Adolf Fischer no había cumplido los 30. “Solamente tengo que protestar contra la pena de muerte que me imponen porque no he cometido crimen alguno, pero si he de ser ahorcado por profesar ideas anarquistas, por mi amor a la libertad, a la igualdad y la fraternidad, entonces no tengo inconveniente… Lo digo bien alto: dispongan de mi vida.”

Louis Lingg era más joven, un carpintero de 23 años.”Soy enemigo del orden actual y repito también que lo combatiré con todas mis fuerzas mientras respire (…) Os reís probablemente porque estáis pensando: ‘Ya no arrojará más bombas’. Pues permitidme que os asegure que muero feliz, porque estoy seguro de que los centenares de obreros a quienes he hablado recordarán mis palabras, y cuando hayamos sido ahorcados, ellos harán estallar la bomba. En esta esperanza os digo: soy anarquista. ¡Los desprecio; desprecio vuestro orden, vuestras leyes, vuestra fuerza, vuestra autoridad! ¡Ahorcadme!”

Michael Schwab, un tipógrafo de 33 años, fue condenado a cadena perpetua: “Hablaré poco, y seguramente no despegaría los labios si mi silencio no pudiera interpretarse como un cobarde asentimiento a la comedia que se acaba de desarrollar. Lo que aquí se ha puesto bajo proceso es la anarquía, y la anarquía es una doctrina opuesta a la fuerza bruta, al sistema de producción criminal y a la distribución injusta de la riqueza. Ustedes y solo ustedes son los agitadores y los conspiradores”.

Las palabras finales de los mártires de Chicago fueron reproducidas hasta el infinito y leídas con fervor en las más distantes y distintas barriadas obreras del planeta.

El decreto del gobernador decidió que la horca estuviera pronta para 11 de noviembre.
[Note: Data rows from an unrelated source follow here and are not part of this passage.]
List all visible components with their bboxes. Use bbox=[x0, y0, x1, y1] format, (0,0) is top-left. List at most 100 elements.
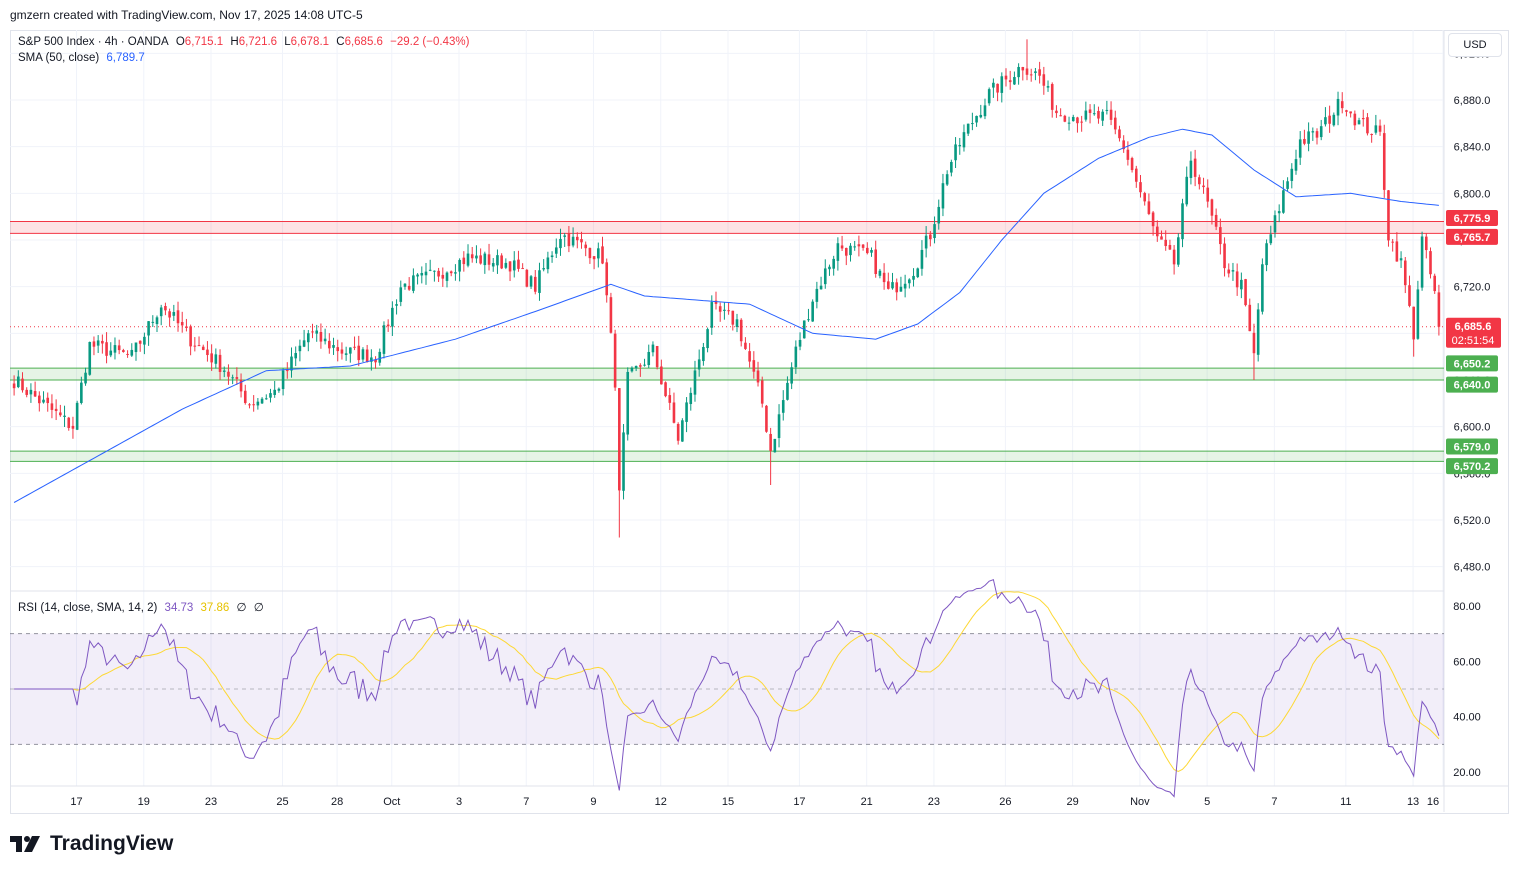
brand-name: TradingView bbox=[50, 832, 174, 855]
candle-body bbox=[958, 145, 962, 147]
candle-body bbox=[1214, 214, 1218, 227]
candle-body bbox=[239, 379, 243, 392]
candle-body bbox=[933, 224, 936, 239]
candle-body bbox=[538, 270, 541, 293]
time-tick-label: 25 bbox=[276, 796, 288, 808]
rsi-extra-2: ∅ bbox=[253, 602, 264, 614]
candle-body bbox=[454, 272, 457, 274]
candle-body bbox=[164, 306, 167, 311]
candle-body bbox=[580, 239, 583, 243]
candle-body bbox=[702, 347, 705, 362]
rsi-tick-label: 80.00 bbox=[1453, 601, 1481, 613]
candle-body bbox=[227, 371, 230, 377]
candle-body bbox=[294, 353, 298, 359]
candle-body bbox=[285, 370, 289, 372]
candle-body bbox=[180, 322, 184, 326]
candle-body bbox=[1118, 129, 1121, 139]
candle-body bbox=[1345, 110, 1348, 112]
candle-body bbox=[899, 286, 903, 292]
candle-body bbox=[475, 255, 478, 259]
candle-body bbox=[643, 364, 646, 366]
candle-body bbox=[1055, 110, 1058, 114]
candle-body bbox=[1290, 168, 1294, 181]
candle-body bbox=[1286, 181, 1289, 189]
candle-body bbox=[1202, 185, 1205, 188]
legend-close: 6,685.6 bbox=[344, 36, 383, 48]
candle-body bbox=[353, 346, 356, 348]
candle-body bbox=[554, 247, 558, 254]
time-tick-label: 11 bbox=[1340, 796, 1351, 808]
candle-body bbox=[1433, 275, 1436, 292]
candle-body bbox=[626, 371, 630, 435]
candle-body bbox=[1248, 304, 1252, 332]
candle-body bbox=[865, 247, 869, 254]
candle-body bbox=[979, 114, 983, 118]
candle-body bbox=[588, 247, 592, 259]
legend-open-label: O bbox=[175, 36, 185, 48]
candle-body bbox=[29, 389, 33, 395]
candle-body bbox=[945, 174, 949, 185]
price-tick-label: 6,480.0 bbox=[1454, 562, 1491, 574]
candle-body bbox=[491, 263, 495, 267]
candle-body bbox=[1282, 190, 1285, 213]
candle-body bbox=[96, 340, 100, 346]
candle-body bbox=[756, 370, 760, 383]
candle-body bbox=[328, 340, 331, 349]
candle-body bbox=[1139, 182, 1142, 193]
time-tick-label: 7 bbox=[523, 796, 529, 808]
candle-body bbox=[185, 326, 188, 328]
candle-body bbox=[1130, 158, 1134, 171]
candle-body bbox=[849, 245, 852, 256]
time-tick-label: Oct bbox=[383, 796, 400, 808]
candle-body bbox=[281, 370, 285, 390]
last-price-tag bbox=[1446, 317, 1501, 348]
candle-body bbox=[1311, 131, 1315, 133]
candle-body bbox=[1193, 158, 1197, 177]
sma-value: 6,789.7 bbox=[106, 52, 145, 64]
candle-body bbox=[575, 236, 579, 241]
candle-body bbox=[597, 248, 600, 259]
candle-body bbox=[1063, 115, 1067, 122]
time-tick-label: 17 bbox=[793, 796, 805, 808]
candle-body bbox=[1412, 306, 1415, 340]
last-price-label: 6,685.6 bbox=[1455, 321, 1492, 333]
support2-bottom-label-bg bbox=[1446, 458, 1498, 475]
candle-body bbox=[1101, 111, 1104, 121]
candle-body bbox=[567, 233, 571, 247]
candle-body bbox=[1399, 258, 1403, 261]
candle-body bbox=[786, 382, 789, 400]
candle-body bbox=[307, 333, 310, 343]
candle-body bbox=[983, 105, 987, 117]
candle-body bbox=[1307, 131, 1310, 144]
candle-body bbox=[449, 271, 453, 274]
candle-body bbox=[748, 351, 751, 362]
candle-body bbox=[1382, 133, 1386, 190]
candle-body bbox=[1109, 109, 1113, 120]
candle-body bbox=[269, 393, 272, 398]
candle-body bbox=[512, 260, 516, 271]
candle-body bbox=[533, 276, 537, 292]
candle-body bbox=[668, 395, 672, 403]
candle-body bbox=[176, 310, 180, 324]
rsi-tick-label: 20.00 bbox=[1453, 767, 1481, 779]
currency-button[interactable]: USD bbox=[1448, 33, 1502, 57]
time-tick-label: 15 bbox=[722, 796, 734, 808]
support1-bottom-label-bg bbox=[1446, 376, 1498, 393]
candle-body bbox=[655, 346, 659, 368]
candle-body bbox=[647, 351, 651, 366]
candle-body bbox=[496, 255, 499, 266]
candle-body bbox=[1080, 121, 1083, 123]
candle-body bbox=[1370, 134, 1373, 136]
legend-low: 6,678.1 bbox=[290, 36, 330, 48]
candle-body bbox=[403, 283, 407, 287]
candle-body bbox=[773, 438, 777, 453]
candle-body bbox=[101, 340, 104, 344]
candle-body bbox=[218, 354, 222, 372]
tradingview-logo[interactable]: TradingView bbox=[10, 832, 173, 856]
candle-body bbox=[1437, 292, 1441, 327]
candle-body bbox=[1416, 289, 1420, 339]
candle-body bbox=[1172, 249, 1176, 265]
candle-body bbox=[374, 359, 377, 363]
candle-body bbox=[811, 301, 814, 322]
La noche anterior, Engel recitó en alta voz desde la soledad de su celda y ante el silencio sepulcral de los otros presos y los guardiacárceles, “Los tejedores de Silesia”, el célebre poema donde Heinrich Heine maldice a Dios, al rey y al Estado.

El viernes negro

Dos días después del ahorcamiento, un imponente funeral de más de 200.000 trabajadores despidió a los caídos. En el relato de Martí, el ataúd de Spies estaba oculto bajo una lluvia de flores; el de Parsons era una caja negra flanqueada por catorce hombres que portaban coronas de flores; el de Fischer estaba cubierto de lirios y clavelinas; los de Engel y Lingg estaban simplemente envueltos en banderas rojas.
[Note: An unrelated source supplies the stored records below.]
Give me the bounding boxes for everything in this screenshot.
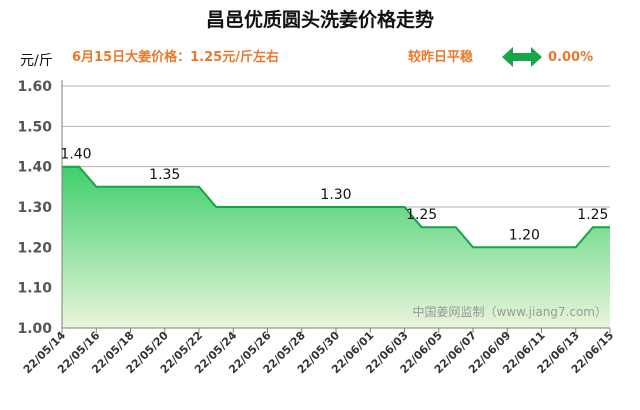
y-axis-unit: 元/斤 [20,53,53,69]
data-labels: 1.40 1.35 1.30 1.25 1.20 1.25 [60,147,608,244]
y-tick-label: 1.10 [17,281,52,297]
y-tick-label: 1.20 [17,240,52,256]
y-tick-label: 1.00 [17,321,52,337]
y-tick-label: 1.30 [17,200,52,216]
price-line [62,165,610,249]
data-label: 1.30 [320,187,351,203]
price-area [62,166,610,328]
y-tick-label: 1.40 [17,160,52,176]
data-label: 1.25 [406,207,437,223]
y-tick-label: 1.60 [17,79,52,95]
data-label: 1.25 [577,207,608,223]
x-axis-ticks: 22/05/1422/05/1622/05/1822/05/2022/05/22… [21,328,616,376]
y-axis-ticks: 1.00 1.10 1.20 1.30 1.40 1.50 1.60 [17,79,52,337]
data-label: 1.40 [60,147,91,163]
data-label: 1.20 [509,227,540,243]
watermark: 中国姜网监制（www.jiang7.com） [413,304,607,319]
change-value: 0.00% [548,50,593,65]
double-arrow-icon [502,47,542,67]
y-tick-label: 1.50 [17,119,52,135]
chart-title: 昌邑优质圆头洗姜价格走势 [206,8,434,31]
today-price-text: 6月15日大姜价格：1.25元/斤左右 [72,49,279,65]
data-label: 1.35 [149,167,180,183]
compare-label: 较昨日平稳 [408,49,473,65]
Detrás marchaban los carruajes con las viudas, las madres, los hijos, seguidos por una columna de trescientas obreras con crespones. Luego iban los sindicatos, los gremios, las asociaciones de miles y miles de obreros “que llevaban en el pecho una rosa encarnada”. En innumerables puertas y ventanas de Chicago, una cinta de seda roja daba el último adiós a los ahorcados.

Tres años después, en 1889, el Congreso Obrero Socialista de la Segunda Internacional, reunido en París, declaró que en lo sucesivo el 1º de mayo sería el Día Internacional de los Trabajadores como homenaje de los trabajadores a los mártires de Chicago.
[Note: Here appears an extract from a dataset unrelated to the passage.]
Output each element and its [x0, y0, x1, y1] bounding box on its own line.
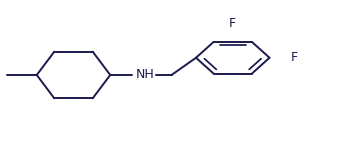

En América latina, el primer 1º de mayo se conmemoró en tres países: la Argentina, Uruguay y Cuba. En Buenos Aires, el acto fue en la Plaza Lorea, en Avenida de Mayo y Luis Sáenz Peña. En Rosario, en la Plaza López. Presidió la columna una jovencísima Virginia Bolten. También hubo actos en Bahía Blanca y en Chivilcoy.

Un perdón tan absoluto como tardío

Siete años después del “viernes negro”, en 1893, un nuevo gobernador del estado de Illinois, John Peter Altgeld, recibió un petitorio de 60.000 firmas, apoyado entre otros por grandes figuras jurídicas y políticas estadounidenses, como Clarence Darrow, el capitán Black y Schilling. Le pedían que revisara el proceso judicial y corroborara las falacias en las que se había basado la condena.

Altgeld reconoció públicamente que los condenados eran inocentes, ordenó su perdón absoluto y los indultó. Algunos opinan que esa decisión abortó una carrera política que lo conducía vertiginosamente al Salón Oval.